AS the world marks Women Worlds’ Day this 8th March, stakeholders and Tanzania Gender Networking Programme (TGNP) normally review the achievements the country has made in the past 25 years after the Beijing Conference and nod that a lot has been attained.
They note several achievements and shower the government in phases with praises for tangible evidence that a lot has been done to fight vices, which confine and abuse women and children in the public.
However, it still beats logics to realise that some children and women because of stereotype ideas and retrogressive cultures, are still caught in a tight web knitted by some fellow society members to silence them.
These people subject children to emotional, sexual, or physical mistreatment or neglect without realizing that these children also form part and parcel of the same society and require protection from them as parents/guardians and adults.
To women rape, domestic violence, sexual harassment, reproductive coercion, female infanticide, prenatal sex selection, obstetric violence, and mob violence as well as harmful customary or traditional practices, such as honour killings, dowry violence, female genital mutilation become their woes in the hands of perpetrators one might be tempted to ask, who benefits out of it?
However, for these vices to end everyone especially the activists and stakeholders ought to note that the problem is rooted in social norms and concentrate on gender stereotypes.
Given the devastating effects violence has on women, some efforts have mainly focused on responses and services for survivors; however, the best way to end violence against women and girls is to prevent it from happening in the first place by addressing root and structural causes.

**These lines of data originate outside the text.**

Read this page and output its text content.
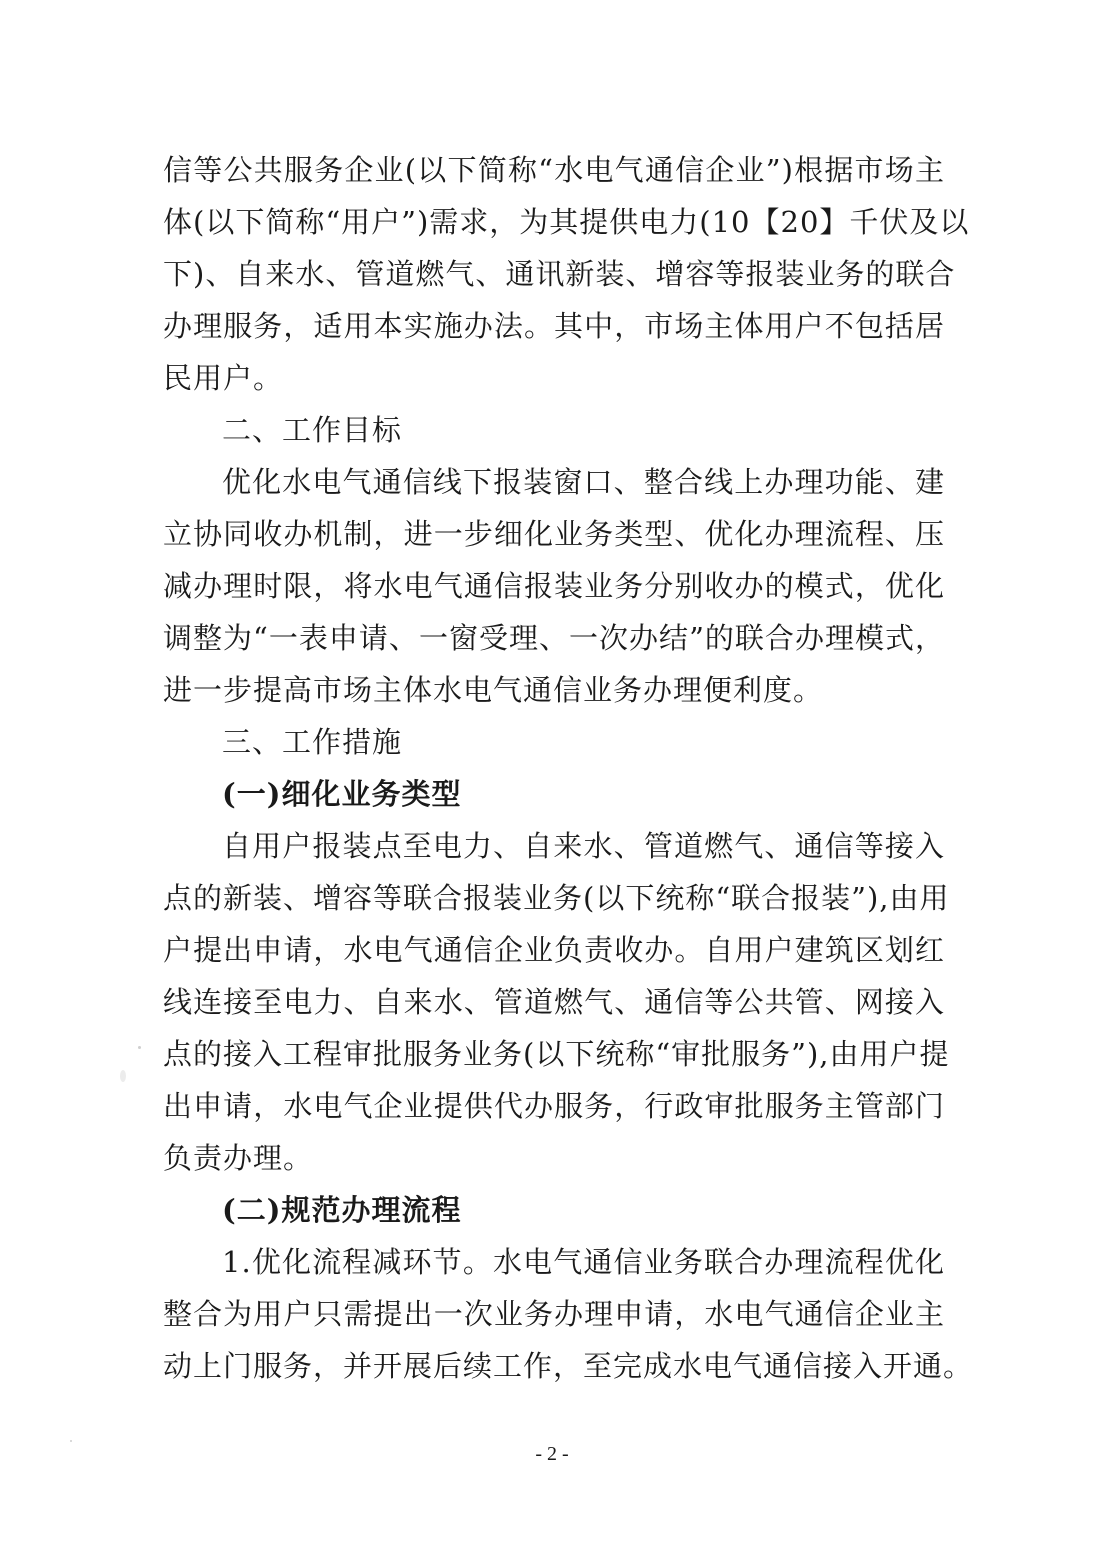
信等公共服务企业(以下简称“水电气通信企业”)根据市场主
体(以下简称“用户”)需求，为其提供电力(10【20】千伏及以
下)、自来水、管道燃气、通讯新装、增容等报装业务的联合
办理服务，适用本实施办法。其中，市场主体用户不包括居
民用户。
二、工作目标
优化水电气通信线下报装窗口、整合线上办理功能、建
立协同收办机制，进一步细化业务类型、优化办理流程、压
减办理时限，将水电气通信报装业务分别收办的模式，优化
调整为“一表申请、一窗受理、一次办结”的联合办理模式，
进一步提高市场主体水电气通信业务办理便利度。
三、工作措施
(一)细化业务类型
自用户报装点至电力、自来水、管道燃气、通信等接入
点的新装、增容等联合报装业务(以下统称“联合报装”),由用
户提出申请，水电气通信企业负责收办。自用户建筑区划红
线连接至电力、自来水、管道燃气、通信等公共管、网接入
点的接入工程审批服务业务(以下统称“审批服务”),由用户提
出申请，水电气企业提供代办服务，行政审批服务主管部门
负责办理。
(二)规范办理流程
1.优化流程减环节。水电气通信业务联合办理流程优化
整合为用户只需提出一次业务办理申请，水电气通信企业主
动上门服务，并开展后续工作，至完成水电气通信接入开通。
- 2 -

Collectively everyone must be involved in early in life, by educating and working with young boys and girls to promote respectful relationships and gender equality.
Working with youth is a “best bet” for faster, sustained progress on preventing and eradicating gender-based violence and while public policies and interventions often overlook this stage of life, it is a critical time when values and norms around gender equality are forged.
The intervention list should also include raising awareness on the dangers of harmful traditions in amicable way, instead of resorting to use of force and threat to the perpetrators.
Equally, children should be encouraged to speak openly about violence they may be seeing in their homes in order to avert the possibility of them growing up violent household, and inherit the culture.
But above all, the society should also bank on the concept of engaging respected community elders in the fight against gender violence just like they are always relied on to mend marriages.